Bitoun v. Landry

REDMANN, Judge

(dissenting).

There are two fundamental issues involved in an appeal on personal injury-quantum, namely (1) what are the injuries and (2) by what amount of money should those injuries be compensated.

Time and again the Louisiana Supreme Court has repeated the principles that (1) the trial court’s “reasonable evaluations of credibility and reasonable inferences of fact should not be disturbed upon review * * * ”, Canter v. Koehring Co., La.1973, 283 So.2d 716, 724 and (2) “in the assessment of damages in tort cases, ‘much discretion must be left to the judge or jury.’ C.C. art. 1934(3)”, Fox v. State Farm Mut. Auto. Ins. Co., La.1973, 288 So.2d 42, 43.

If the trial judge had found the factual findings of the majority, I would affirm an award by him of $1,500 general damages.1

But the trial judge presumably found (1) the collision was slight; 2 (2) plaintiff lost little or no time from work; 3 and (3) the injury was not severe.4

For a slight injury, the $500 general damages award by the trial judge was within his “much discretion”, C.C. art. 1934(3). The judgment should be affirmed.

“It has all been said before”, Fox complains, 288 So.2d at 43. If Canter and Fox are to be taken seriously even in $500 cases, it will apparently have to be said again.

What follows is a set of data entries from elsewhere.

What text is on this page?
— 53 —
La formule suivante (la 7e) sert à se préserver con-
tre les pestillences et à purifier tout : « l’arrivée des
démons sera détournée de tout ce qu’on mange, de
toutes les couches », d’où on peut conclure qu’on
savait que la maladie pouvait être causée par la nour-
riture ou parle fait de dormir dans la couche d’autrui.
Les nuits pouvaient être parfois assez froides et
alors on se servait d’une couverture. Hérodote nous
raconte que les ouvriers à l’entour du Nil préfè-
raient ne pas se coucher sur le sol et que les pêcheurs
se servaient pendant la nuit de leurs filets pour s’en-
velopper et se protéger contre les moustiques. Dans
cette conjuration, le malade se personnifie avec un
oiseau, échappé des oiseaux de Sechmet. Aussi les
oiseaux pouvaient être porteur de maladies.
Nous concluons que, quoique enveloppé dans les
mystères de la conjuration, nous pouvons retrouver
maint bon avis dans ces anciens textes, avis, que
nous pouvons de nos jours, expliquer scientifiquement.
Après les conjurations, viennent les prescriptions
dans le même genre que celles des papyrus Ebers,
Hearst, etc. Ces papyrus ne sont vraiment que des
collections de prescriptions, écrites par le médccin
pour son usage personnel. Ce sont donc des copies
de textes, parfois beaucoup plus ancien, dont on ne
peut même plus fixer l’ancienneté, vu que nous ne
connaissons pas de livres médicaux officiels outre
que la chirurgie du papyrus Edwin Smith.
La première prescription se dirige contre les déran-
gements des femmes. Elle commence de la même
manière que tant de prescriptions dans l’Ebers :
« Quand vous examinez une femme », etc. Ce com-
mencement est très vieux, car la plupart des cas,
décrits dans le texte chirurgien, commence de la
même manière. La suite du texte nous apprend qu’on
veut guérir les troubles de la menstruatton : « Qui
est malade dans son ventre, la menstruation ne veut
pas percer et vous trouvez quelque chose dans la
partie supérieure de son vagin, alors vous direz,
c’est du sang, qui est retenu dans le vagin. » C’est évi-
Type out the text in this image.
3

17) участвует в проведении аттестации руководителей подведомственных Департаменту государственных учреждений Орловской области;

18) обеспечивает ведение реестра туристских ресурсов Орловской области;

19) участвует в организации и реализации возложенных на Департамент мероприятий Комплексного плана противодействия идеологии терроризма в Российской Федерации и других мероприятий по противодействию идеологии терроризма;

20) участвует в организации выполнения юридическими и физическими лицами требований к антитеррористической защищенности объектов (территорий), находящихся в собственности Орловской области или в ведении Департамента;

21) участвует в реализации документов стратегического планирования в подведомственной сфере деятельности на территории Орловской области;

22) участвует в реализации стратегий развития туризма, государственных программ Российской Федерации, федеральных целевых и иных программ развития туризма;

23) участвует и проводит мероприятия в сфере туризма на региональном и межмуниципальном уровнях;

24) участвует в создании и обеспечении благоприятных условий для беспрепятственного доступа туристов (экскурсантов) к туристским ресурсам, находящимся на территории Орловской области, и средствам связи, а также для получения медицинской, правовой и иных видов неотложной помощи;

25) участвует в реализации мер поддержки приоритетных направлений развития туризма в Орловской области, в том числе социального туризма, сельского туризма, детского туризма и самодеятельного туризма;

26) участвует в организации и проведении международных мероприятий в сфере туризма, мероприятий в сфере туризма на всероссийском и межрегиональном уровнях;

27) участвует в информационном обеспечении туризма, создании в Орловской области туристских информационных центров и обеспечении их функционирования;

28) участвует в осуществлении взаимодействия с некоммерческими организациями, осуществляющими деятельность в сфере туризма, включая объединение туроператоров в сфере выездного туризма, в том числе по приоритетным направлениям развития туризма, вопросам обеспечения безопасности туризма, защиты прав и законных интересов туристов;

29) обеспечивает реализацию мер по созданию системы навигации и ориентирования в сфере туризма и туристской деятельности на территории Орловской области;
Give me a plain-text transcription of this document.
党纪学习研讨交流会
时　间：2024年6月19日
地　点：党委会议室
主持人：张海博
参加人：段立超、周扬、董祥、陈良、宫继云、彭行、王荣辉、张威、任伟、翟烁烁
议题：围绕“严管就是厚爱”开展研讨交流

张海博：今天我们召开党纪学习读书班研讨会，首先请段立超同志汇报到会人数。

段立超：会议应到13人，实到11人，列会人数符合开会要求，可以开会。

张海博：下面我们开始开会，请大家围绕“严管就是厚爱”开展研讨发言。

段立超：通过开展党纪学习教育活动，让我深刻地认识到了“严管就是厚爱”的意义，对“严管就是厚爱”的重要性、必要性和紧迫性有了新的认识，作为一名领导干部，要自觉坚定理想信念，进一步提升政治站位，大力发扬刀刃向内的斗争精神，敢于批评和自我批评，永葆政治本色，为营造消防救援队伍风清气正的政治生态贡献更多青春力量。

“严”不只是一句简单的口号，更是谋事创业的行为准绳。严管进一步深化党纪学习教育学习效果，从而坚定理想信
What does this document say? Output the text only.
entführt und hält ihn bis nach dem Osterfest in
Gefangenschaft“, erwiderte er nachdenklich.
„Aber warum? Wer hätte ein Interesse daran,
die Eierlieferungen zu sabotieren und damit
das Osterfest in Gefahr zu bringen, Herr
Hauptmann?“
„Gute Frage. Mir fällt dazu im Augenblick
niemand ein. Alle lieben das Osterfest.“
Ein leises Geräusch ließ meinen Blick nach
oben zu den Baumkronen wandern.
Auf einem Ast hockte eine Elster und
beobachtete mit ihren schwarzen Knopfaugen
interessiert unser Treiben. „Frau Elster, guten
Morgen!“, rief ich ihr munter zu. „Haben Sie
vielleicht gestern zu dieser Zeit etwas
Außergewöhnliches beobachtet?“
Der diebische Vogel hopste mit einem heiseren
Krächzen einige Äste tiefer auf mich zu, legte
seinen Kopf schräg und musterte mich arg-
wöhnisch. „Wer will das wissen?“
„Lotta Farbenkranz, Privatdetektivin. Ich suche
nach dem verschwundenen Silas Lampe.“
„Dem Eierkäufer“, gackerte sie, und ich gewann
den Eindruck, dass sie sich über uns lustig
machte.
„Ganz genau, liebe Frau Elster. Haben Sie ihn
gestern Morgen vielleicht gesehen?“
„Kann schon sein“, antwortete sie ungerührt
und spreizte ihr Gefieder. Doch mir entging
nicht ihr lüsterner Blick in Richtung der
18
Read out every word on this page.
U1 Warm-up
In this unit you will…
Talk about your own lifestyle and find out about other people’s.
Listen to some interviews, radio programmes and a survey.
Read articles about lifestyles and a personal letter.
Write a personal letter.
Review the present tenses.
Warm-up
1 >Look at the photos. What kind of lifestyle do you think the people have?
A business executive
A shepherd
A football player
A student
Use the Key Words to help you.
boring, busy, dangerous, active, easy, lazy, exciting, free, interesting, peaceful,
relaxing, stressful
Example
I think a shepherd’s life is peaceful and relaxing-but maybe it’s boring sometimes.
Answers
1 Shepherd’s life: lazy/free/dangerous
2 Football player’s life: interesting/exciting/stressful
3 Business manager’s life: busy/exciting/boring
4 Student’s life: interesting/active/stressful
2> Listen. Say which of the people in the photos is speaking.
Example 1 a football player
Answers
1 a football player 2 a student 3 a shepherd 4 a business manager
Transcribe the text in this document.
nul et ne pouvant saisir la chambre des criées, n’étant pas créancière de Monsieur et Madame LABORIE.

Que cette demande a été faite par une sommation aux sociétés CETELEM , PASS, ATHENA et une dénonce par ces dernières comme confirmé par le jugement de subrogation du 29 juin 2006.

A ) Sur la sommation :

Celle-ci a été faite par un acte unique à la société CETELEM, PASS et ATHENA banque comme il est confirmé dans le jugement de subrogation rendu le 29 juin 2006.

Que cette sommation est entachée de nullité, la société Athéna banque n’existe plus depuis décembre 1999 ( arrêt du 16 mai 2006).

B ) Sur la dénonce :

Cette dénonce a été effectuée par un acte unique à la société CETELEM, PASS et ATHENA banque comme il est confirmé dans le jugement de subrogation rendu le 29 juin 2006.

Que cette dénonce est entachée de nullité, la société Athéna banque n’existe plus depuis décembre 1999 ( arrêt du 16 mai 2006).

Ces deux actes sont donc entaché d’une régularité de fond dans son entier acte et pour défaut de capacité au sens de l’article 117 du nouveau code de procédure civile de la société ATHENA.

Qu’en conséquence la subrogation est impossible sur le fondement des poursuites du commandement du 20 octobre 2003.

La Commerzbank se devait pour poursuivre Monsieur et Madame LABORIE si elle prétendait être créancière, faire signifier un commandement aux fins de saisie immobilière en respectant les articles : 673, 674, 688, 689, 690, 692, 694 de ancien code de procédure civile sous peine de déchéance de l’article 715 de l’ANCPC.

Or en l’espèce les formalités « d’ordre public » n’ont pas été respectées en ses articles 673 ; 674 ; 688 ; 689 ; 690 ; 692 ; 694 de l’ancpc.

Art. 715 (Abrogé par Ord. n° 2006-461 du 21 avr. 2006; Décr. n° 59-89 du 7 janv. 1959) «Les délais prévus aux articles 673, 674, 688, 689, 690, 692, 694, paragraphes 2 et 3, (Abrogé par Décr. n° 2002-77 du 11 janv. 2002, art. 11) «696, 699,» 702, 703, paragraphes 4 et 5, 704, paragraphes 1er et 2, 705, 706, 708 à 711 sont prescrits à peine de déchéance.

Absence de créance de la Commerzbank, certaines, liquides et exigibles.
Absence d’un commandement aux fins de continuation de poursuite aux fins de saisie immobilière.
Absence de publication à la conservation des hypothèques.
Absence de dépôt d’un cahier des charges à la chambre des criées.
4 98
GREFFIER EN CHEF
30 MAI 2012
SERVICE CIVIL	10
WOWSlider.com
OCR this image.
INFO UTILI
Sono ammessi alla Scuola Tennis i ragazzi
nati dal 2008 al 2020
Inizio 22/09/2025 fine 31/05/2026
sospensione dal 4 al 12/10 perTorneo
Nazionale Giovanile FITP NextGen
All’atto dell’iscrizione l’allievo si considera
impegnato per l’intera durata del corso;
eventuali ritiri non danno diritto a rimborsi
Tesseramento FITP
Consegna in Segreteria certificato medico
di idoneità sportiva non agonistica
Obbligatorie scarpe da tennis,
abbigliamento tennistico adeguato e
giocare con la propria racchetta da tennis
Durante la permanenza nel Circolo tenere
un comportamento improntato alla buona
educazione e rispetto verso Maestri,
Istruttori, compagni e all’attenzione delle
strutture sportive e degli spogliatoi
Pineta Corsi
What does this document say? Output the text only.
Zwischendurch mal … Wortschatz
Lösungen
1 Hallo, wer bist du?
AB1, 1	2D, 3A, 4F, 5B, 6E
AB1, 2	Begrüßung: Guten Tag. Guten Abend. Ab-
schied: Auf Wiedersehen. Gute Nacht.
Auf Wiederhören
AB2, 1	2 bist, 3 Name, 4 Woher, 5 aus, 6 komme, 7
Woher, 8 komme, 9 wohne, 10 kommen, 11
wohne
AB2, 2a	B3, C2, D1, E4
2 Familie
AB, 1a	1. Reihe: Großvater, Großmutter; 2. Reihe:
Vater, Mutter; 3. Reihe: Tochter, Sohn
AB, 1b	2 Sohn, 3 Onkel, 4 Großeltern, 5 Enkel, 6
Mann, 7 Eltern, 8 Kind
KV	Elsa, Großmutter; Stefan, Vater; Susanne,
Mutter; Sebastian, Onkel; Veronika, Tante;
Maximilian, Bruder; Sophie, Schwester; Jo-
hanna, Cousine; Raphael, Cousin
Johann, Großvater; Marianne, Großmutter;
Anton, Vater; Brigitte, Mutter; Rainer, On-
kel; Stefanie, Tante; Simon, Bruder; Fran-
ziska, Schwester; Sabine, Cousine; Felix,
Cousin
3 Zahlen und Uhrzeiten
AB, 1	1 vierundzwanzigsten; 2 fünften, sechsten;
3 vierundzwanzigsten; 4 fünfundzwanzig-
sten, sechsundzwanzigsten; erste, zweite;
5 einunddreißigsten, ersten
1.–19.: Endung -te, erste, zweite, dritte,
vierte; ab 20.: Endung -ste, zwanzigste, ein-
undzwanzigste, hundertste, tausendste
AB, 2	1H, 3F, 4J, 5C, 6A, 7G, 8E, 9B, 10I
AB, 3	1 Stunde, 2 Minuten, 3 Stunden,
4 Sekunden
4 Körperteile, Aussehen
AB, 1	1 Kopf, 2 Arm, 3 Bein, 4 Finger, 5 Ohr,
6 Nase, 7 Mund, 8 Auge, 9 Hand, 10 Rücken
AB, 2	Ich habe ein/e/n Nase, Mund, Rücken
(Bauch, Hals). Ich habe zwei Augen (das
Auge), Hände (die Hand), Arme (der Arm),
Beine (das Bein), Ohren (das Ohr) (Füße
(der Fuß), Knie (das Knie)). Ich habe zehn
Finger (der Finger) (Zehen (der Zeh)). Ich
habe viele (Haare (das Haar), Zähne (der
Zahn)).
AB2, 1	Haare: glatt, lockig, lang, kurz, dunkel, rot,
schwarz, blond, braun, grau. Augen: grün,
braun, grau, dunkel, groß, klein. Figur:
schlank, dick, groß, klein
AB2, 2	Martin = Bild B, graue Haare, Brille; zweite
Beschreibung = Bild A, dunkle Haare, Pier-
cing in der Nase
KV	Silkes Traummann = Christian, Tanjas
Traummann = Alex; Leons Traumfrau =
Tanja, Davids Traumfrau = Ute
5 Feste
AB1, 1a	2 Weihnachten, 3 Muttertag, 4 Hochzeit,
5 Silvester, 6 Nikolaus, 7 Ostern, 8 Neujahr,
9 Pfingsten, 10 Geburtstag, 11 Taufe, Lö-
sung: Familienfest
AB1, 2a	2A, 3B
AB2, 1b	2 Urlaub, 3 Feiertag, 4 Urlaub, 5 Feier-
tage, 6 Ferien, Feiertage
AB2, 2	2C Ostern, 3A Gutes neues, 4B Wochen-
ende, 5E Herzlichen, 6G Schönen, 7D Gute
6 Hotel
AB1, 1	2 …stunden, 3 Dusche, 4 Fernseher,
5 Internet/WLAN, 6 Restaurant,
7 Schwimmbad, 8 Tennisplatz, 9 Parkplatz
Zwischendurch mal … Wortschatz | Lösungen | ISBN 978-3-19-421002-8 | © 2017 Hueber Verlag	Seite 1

. I disregard the majority’s reference to x-ray evidence. This was weak hearsay, over objection, in a deposition, and presumably the trial judge did not consider it. I would also deem reversible a finding that plaintiff missed work.

. Despite plaintiff’s uneontradicted evidence that his property damage cost $934 to repair, defendant testified that, except for a broken parking light, his own vehicle had “so little [damage], I’d have to get around there and point [out] to you where the damage is.”

. Plaintiff told his doctor on first examination that he was working. The doctor testified, “I have no note after that that he wasn’t working, so we may assume that he continued.” Moreover, plaintiff claimed and testified to automobile rental for work purposes for three days during the week he and his brother testified he did not work. And plaintiff proved that he did rent a car for those three days by a dated receipt from the car rental agency.

.The only objective evidence, muscle spasm, was gone by the second visit two weeks later, according to plaintiff’s own doctor. The $399 “medical” is largely for infra-red heat treatments. There was no complicated medical problem.